For some reason this post had been hiding in draft since October of last year. So a little late…
This is how the inner monologue works sometimes:
“Hey, cool, look at my son, he’s put his hands in his pockets. How awesome is that. He’s put his hands in his pockets for the first time. His hands are in his pockets. His jacket pockets. He’s learning so fast. He’s so smart. He looks so grown up. He’s found his pockets and put his hands in them. For the first time. Walking down the road with his hands in his pockets. Only a year and a half old and there he goes strolling along like me with his hand in his pockets…

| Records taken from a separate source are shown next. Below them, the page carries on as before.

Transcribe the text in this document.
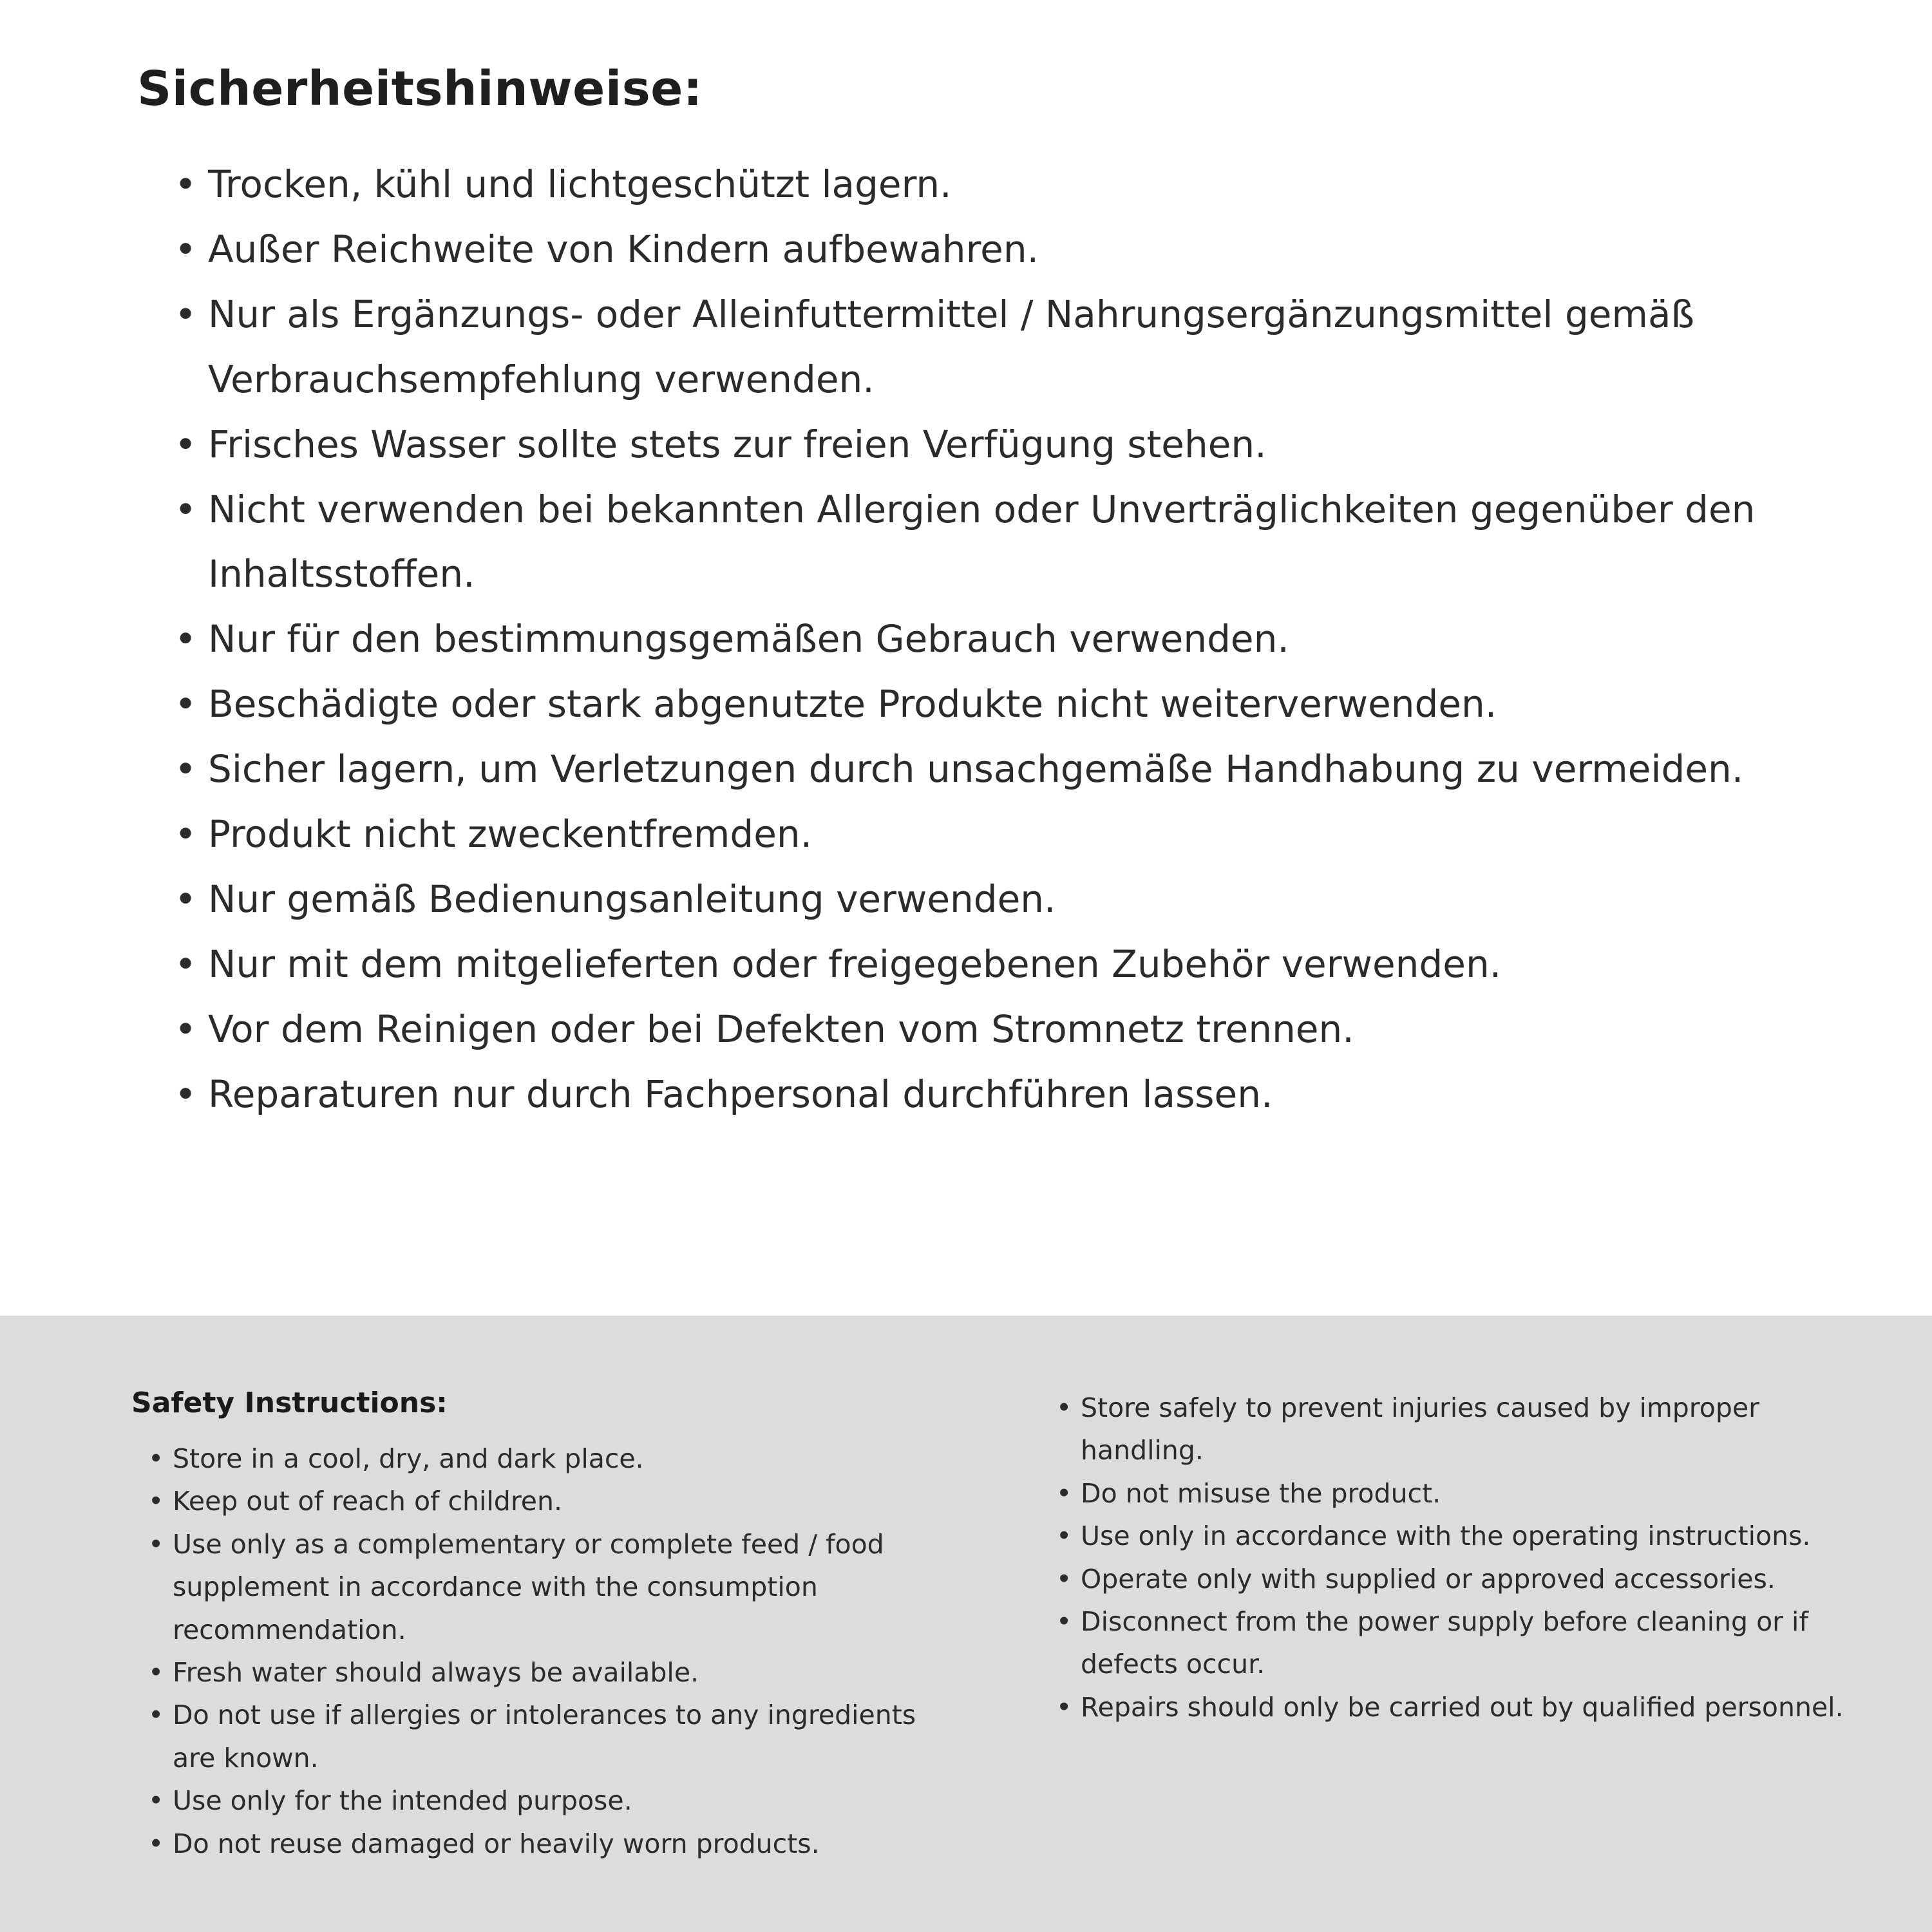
Sicherheitshinweise:
• Trocken, kühl und lichtgeschützt lagern.
• Außer Reichweite von Kindern aufbewahren.
• Nur als Ergänzungs- oder Alleinfuttermittel / Nahrungsergänzungsmittel gemäß Verbrauchsempfehlung verwenden.
• Frisches Wasser sollte stets zur freien Verfügung stehen.
• Nicht verwenden bei bekannten Allergien oder Unverträglichkeiten gegenüber den Inhaltsstoffen.
• Nur für den bestimmungsgemäßen Gebrauch verwenden.
• Beschädigte oder stark abgenutzte Produkte nicht weiterverwenden.
• Sicher lagern, um Verletzungen durch unsachgemäße Handhabung zu vermeiden.
• Produkt nicht zweckentfremden.
• Nur gemäß Bedienungsanleitung verwenden.
• Nur mit dem mitgelieferten oder freigegebenen Zubehör verwenden.
• Vor dem Reinigen oder bei Defekten vom Stromnetz trennen.
• Reparaturen nur durch Fachpersonal durchführen lassen.
Safety Instructions:
• Store in a cool, dry, and dark place.
• Keep out of reach of children.
• Use only as a complementary or complete feed / food supplement in accordance with the consumption recommendation.
• Fresh water should always be available.
• Do not use if allergies or intolerances to any ingredients are known.
• Use only for the intended purpose.
• Do not reuse damaged or heavily worn products.
• Store safely to prevent injuries caused by improper handling.
• Do not misuse the product.
• Use only in accordance with the operating instructions.
• Operate only with supplied or approved accessories.
• Disconnect from the power supply before cleaning or if defects occur.
• Repairs should only be carried out by qualified personnel.
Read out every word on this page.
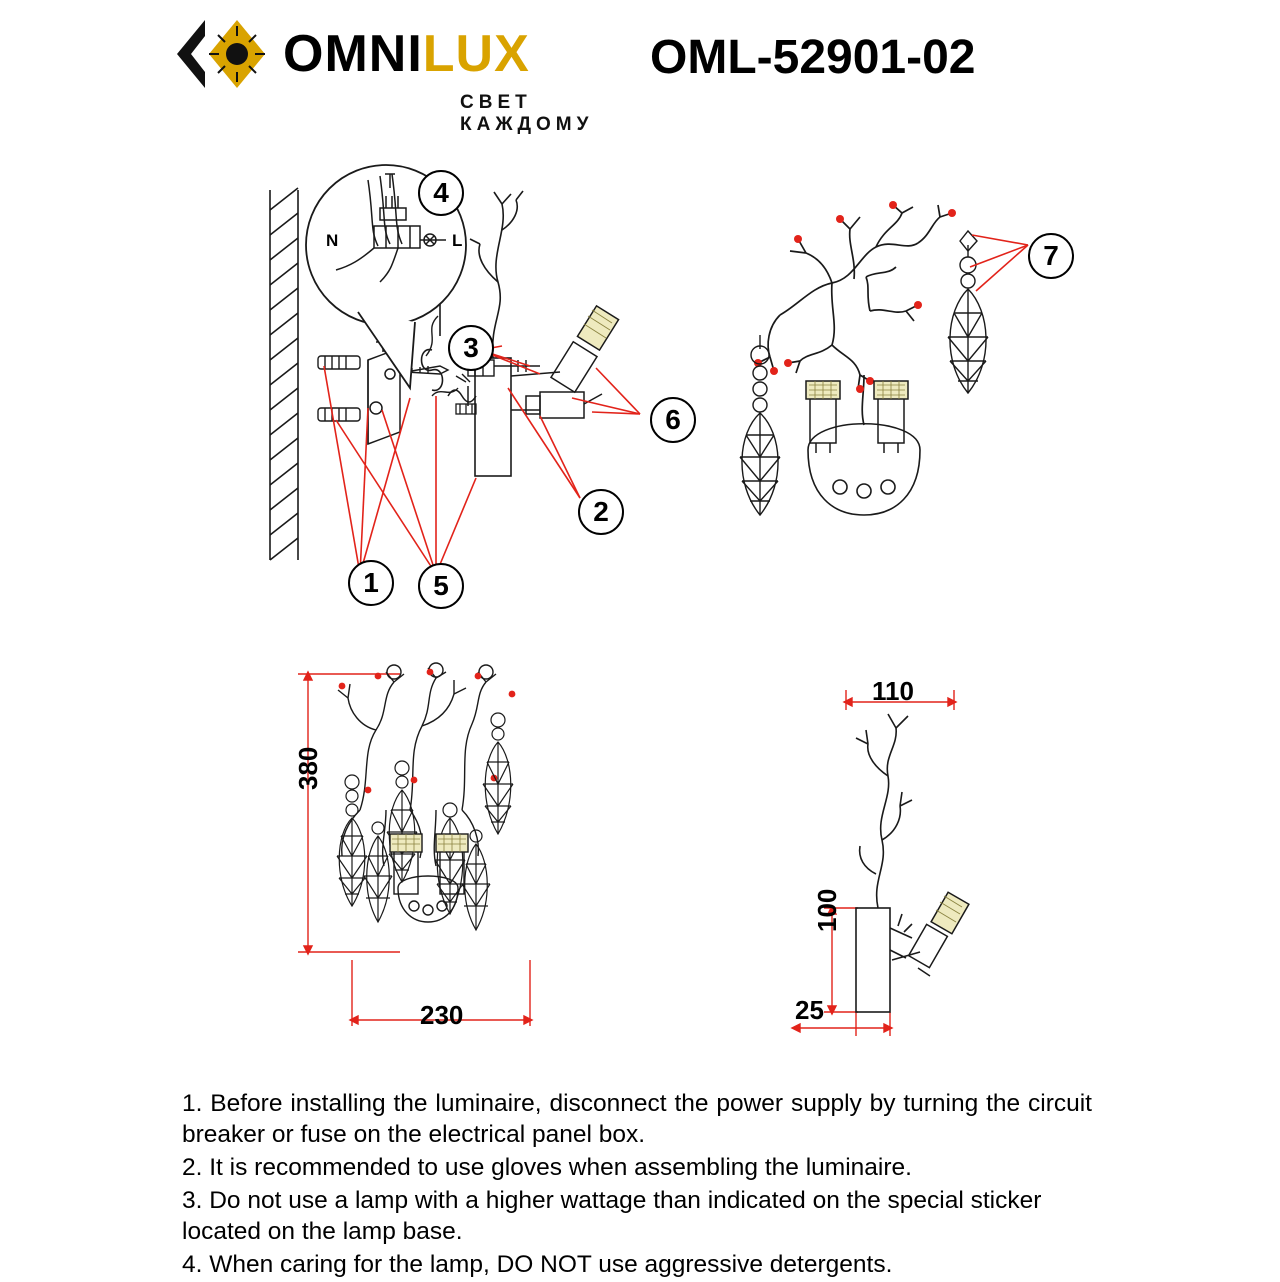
OMNILUX
СВЕТ КАЖДОМУ
OML-52901-02
N	L
4
3
6
2
1	5
7
380
230
110
100
25

1. Before installing the luminaire, disconnect the power supply by turning the circuit breaker or fuse on the electrical panel box.

2. It is recommended to use gloves when assembling the luminaire.

3. Do not use a lamp with a higher wattage than indicated on the special sticker located on the lamp base.

4. When caring for the lamp, DO NOT use aggressive detergents.
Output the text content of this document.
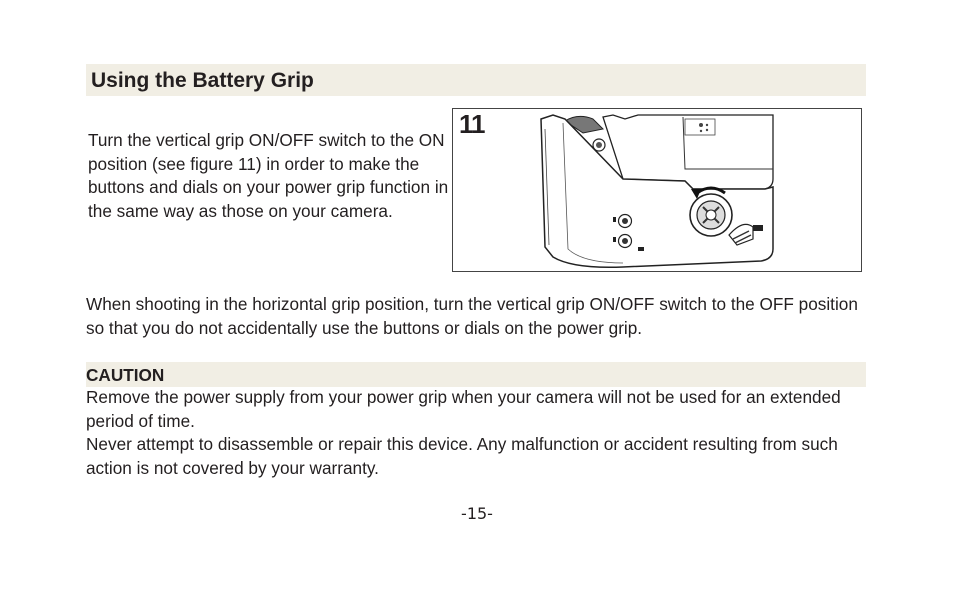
Using the Battery Grip
Turn the vertical grip ON/OFF switch to the ON position (see figure 11) in order to make the buttons and dials on your power grip function in the same way as those on your camera.
11
When shooting in the horizontal grip position, turn the vertical grip ON/OFF switch to the OFF position so that you do not accidentally use the buttons or dials on the power grip.
CAUTION
Remove the power supply from your power grip when your camera will not be used for an extended period of time.
Never attempt to disassemble or repair this device. Any malfunction or accident resulting from such action is not covered by your warranty.
-15-
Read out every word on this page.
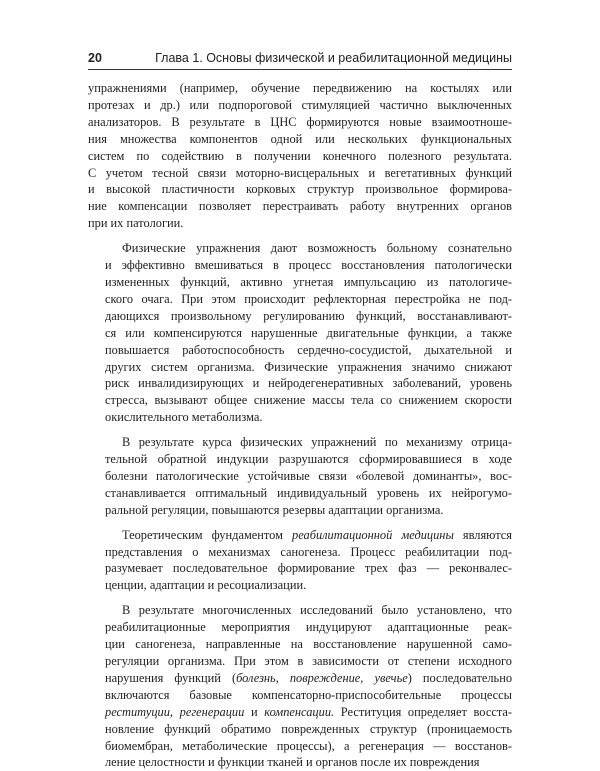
20	Глава 1. Основы физической и реабилитационной медицины
упражнениями (например, обучение передвижению на костылях или
протезах и др.) или подпороговой стимуляцией частично выключенных
анализаторов. В результате в ЦНС формируются новые взаимоотноше-
ния множества компонентов одной или нескольких функциональных
систем по содействию в получении конечного полезного результата.
С учетом тесной связи моторно-висцеральных и вегетативных функций
и высокой пластичности корковых структур произвольное формирова-
ние компенсации позволяет перестраивать работу внутренних органов
при их патологии.
Физические упражнения дают возможность больному сознательно
и эффективно вмешиваться в процесс восстановления патологически
измененных функций, активно угнетая импульсацию из патологиче-
ского очага. При этом происходит рефлекторная перестройка не под-
дающихся произвольному регулированию функций, восстанавливают-
ся или компенсируются нарушенные двигательные функции, а также
повышается работоспособность сердечно-сосудистой, дыхательной и
других систем организма. Физические упражнения значимо снижают
риск инвалидизирующих и нейродегенеративных заболеваний, уровень
стресса, вызывают общее снижение массы тела со снижением скорости
окислительного метаболизма.
В результате курса физических упражнений по механизму отрица-
тельной обратной индукции разрушаются сформировавшиеся в ходе
болезни патологические устойчивые связи «болевой доминанты», вос-
станавливается оптимальный индивидуальный уровень их нейрогумо-
ральной регуляции, повышаются резервы адаптации организма.
Теоретическим фундаментом реабилитационной медицины являются
представления о механизмах саногенеза. Процесс реабилитации под-
разумевает последовательное формирование трех фаз — реконвалес-
ценции, адаптации и ресоциализации.
В результате многочисленных исследований было установлено, что
реабилитационные мероприятия индуцируют адаптационные реак-
ции саногенеза, направленные на восстановление нарушенной само-
регуляции организма. При этом в зависимости от степени исходного
нарушения функций (болезнь, повреждение, увечье) последовательно
включаются базовые компенсаторно-приспособительные процессы
реституции, регенерации и компенсации. Реституция определяет восста-
новление функций обратимо поврежденных структур (проницаемость
биомембран, метаболические процессы), а регенерация — восстанов-
ление целостности и функции тканей и органов после их повреждения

Why the fuck are his hands in his pockets? Shit if he falls over he won’t be able to get them out in time to stop himself falling and he’ll really fucking hurt himself and he could cut his lips or his nose or knock his teeth out or bang his head and scratch his face and his mother will fucking kill me and why the fuck would you want to put pockets on a kids jacket anyway that’s an insane idea it’s fucking dangerous stupid fuckingjackettakethemouttakethemouttakethemoutmust get his hands out of his stupid fucking pockets before he hurts himself…
…oh thank christ he’s taken his hands out of his pockets…”
It takes approximately half a second for that monologue to run. The processing power of the average parent of babies and toddlers is fucking phenomenal and if we weren’t so tired all the time we’d be collectively more dangerous than Skynet.
What exactly do toddlers need pockets for? Car keys? Loose change? An iPhone? Should I have given him a wallet with a picture of the family in? Am I failing as a parent? Who signed off on this one? Where was the user testing? What is the user need? Was there any kind of risk assessment in the design phase? I don’t understand what’s going on here.
Ooh but now, look, buttons! Tiny scaled down buttons. Perfectly sized for baby’s tiny fingers. Perfectly scaled to his tiny scaled down form. Only baby is still some way off of embracing the level of manual dexterity required to do up a button, albeit through no fault of his own. Meanwhile Daddy’s fingers, which cope quite well with his own larger person sized buttons, find themselves clunking like clumsy tree trunks trying to negotiate tiny button through tiny button hole.
Hey, look at our cool new shoes. They have laces! Real laces… But hold on, my son’s not going to be able to tie his shoelaces for maybe another two or three years, he’s certainly not going to be doing it before he grows out of these tiny shoes. But his shoes now have real laces. So what are the laces for? I have my own shoes with laces and I know I don’t need to practice on tiny shoes. I mean, they look good but… Oh, I see, it’s so they can come undone and baby can trip over them.
Damn, that’s almost as fun as baby-grows that do up at the back or across the front in some weird diagonal or involve wrapping multiple flaps and folds that look cool in the shop until you realise that trying to dress a baby in anything that doesn’t slip cleanly over the head is like trying to put the peel back on a falling banana.
I have often found myself wondering if the folks who design babies’ and toddlers’ clothing actually have kids of their own or whether they merely harbor deep resentment towards all parents in general.